The gait after TAR is more natural than after ankle fusion — most patients walk without a visible limp by 6 months. Running on hard surfaces and high-impact sport are not recommended as these accelerate polyethylene wear. Low-impact activities (swimming, cycling, walking on varied terrain) are appropriate long-term.
Recovery Tips
- Non-weight-bearing compliance is essential in the first 2–6 weeks — bone ingrowth into the implant requires an unloaded environment
- Keep the leg elevated above heart level when resting for the first 3 weeks to reduce swelling — ankle swelling after TAR can persist for 3–6 months
- Begin range of motion exercises as instructed at week 2–3 to prevent joint stiffness
- Physiotherapy for calf and peroneal strengthening is essential from week 6 — protecting the implant requires strong surrounding muscles
- Avoid high-impact loading (running, jumping) lifelong — impact activities accelerate bearing wear and implant failure
Risks & Complications
TAR risks include: wound healing problems (particularly the anterior incision — poor soft tissue coverage, previous scars, oedema); infection (1–3%; deep infection is catastrophic and usually requires implant removal); component subsidence (sinking into the bone — more common in osteoporotic or poorly cut bone); malalignment; polyethylene wear and failure (requiring bearing exchange); implant loosening (requiring revision — either re-TAR or conversion to fusion); peri-prosthetic fracture; and impingement from heterotopic ossification. The overall revision rate at 10 years is 10–20% — significantly higher than hip and knee replacement, reflecting the technical complexity and the mechanical demands on this small joint.
Why GAF Healthcare
GAF Healthcare refers TAR patients to India's foot and ankle specialists who perform ankle arthroplasty as a dedicated component of their practice — not as an occasional procedure. Pre-operative CT and full-length standing X-rays are reviewed before travel to assess alignment, bone stock, and implant selection. All patients receive a personalised implant ID card and post-operative surveillance protocol.

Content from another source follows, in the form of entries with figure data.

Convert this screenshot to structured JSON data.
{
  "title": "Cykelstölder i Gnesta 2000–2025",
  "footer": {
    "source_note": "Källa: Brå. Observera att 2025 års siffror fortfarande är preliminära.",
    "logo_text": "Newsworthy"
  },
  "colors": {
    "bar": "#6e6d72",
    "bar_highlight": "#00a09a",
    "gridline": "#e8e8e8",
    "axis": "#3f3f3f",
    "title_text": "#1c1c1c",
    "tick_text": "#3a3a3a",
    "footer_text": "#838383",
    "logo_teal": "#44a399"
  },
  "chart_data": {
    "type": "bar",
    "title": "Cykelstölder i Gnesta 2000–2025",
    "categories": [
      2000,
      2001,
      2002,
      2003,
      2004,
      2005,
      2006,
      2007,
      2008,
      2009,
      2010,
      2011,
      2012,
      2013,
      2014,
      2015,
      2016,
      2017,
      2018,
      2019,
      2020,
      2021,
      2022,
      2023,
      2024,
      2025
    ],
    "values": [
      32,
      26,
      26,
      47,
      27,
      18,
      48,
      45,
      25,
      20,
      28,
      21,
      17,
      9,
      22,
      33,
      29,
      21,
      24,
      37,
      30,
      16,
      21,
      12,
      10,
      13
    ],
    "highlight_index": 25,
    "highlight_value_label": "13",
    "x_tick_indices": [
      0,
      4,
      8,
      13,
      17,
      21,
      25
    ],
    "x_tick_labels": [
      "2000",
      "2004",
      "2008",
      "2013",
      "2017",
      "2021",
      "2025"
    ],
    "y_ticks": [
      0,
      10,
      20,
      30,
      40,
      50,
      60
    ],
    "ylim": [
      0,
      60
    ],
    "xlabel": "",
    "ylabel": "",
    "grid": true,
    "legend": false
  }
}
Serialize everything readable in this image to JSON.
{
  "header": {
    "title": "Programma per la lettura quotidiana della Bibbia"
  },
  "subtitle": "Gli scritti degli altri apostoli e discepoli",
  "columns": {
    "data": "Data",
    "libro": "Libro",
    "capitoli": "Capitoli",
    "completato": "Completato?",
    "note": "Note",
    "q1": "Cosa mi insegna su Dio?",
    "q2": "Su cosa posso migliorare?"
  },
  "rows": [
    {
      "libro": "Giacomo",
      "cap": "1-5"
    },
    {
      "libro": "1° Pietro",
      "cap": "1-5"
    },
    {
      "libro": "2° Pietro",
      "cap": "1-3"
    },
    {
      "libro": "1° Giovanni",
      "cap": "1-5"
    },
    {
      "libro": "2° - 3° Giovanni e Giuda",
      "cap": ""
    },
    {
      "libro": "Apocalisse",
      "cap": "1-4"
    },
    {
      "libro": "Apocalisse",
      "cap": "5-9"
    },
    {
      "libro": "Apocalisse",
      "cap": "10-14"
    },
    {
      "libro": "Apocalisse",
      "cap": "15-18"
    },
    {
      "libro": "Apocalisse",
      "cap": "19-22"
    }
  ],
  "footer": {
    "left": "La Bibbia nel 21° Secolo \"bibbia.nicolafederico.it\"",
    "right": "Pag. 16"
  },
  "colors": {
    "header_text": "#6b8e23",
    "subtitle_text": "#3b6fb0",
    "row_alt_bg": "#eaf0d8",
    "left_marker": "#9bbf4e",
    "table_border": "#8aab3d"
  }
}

Frequently Asked Questions
Is ankle replacement better than ankle fusion?
Each has advantages. Ankle replacement preserves motion and produces a more natural gait — important for patients who walk on varied terrain, travel frequently, or wish to remain active in low-impact sports. Ankle fusion is more reliable (lower revision rate), more durable (no implant to wear out), and more appropriate for higher-demand patients, those with significant deformity, and those with poor bone quality. The decision depends on age, activity level, anatomy, bone quality, and patient preference — a discussion with an experienced foot and ankle surgeon is essential.
How long do ankle replacement implants last?
Third-generation ankle implant survivorship at 10 years is approximately 80–90% in published registry data — meaning that 80–90% of implants are still in place and functioning at 10 years without revision. This is lower than knee (95%+) and hip (95%+) replacement survivorship at 10 years, reflecting the greater complexity of the ankle joint and its smaller size. Survivorship continues to improve with newer implant designs. Failed ankle replacements can usually be revised with a new replacement or converted to ankle fusion.
Can I walk normally after total ankle replacement?
Most patients walk with a near-normal gait pattern by 6–9 months after total ankle replacement. The ankle preserves dorsiflexion and plantarflexion, allowing a more natural heel-toe walking pattern than after ankle fusion. Walking on flat surfaces, gentle slopes, and most normal terrain is comfortable and natural. Uneven ground and stairs require a little more adaptation. Running is generally not recommended as it accelerates implant wear. Most patients describe walking after TAR as significantly more comfortable and natural than before surgery.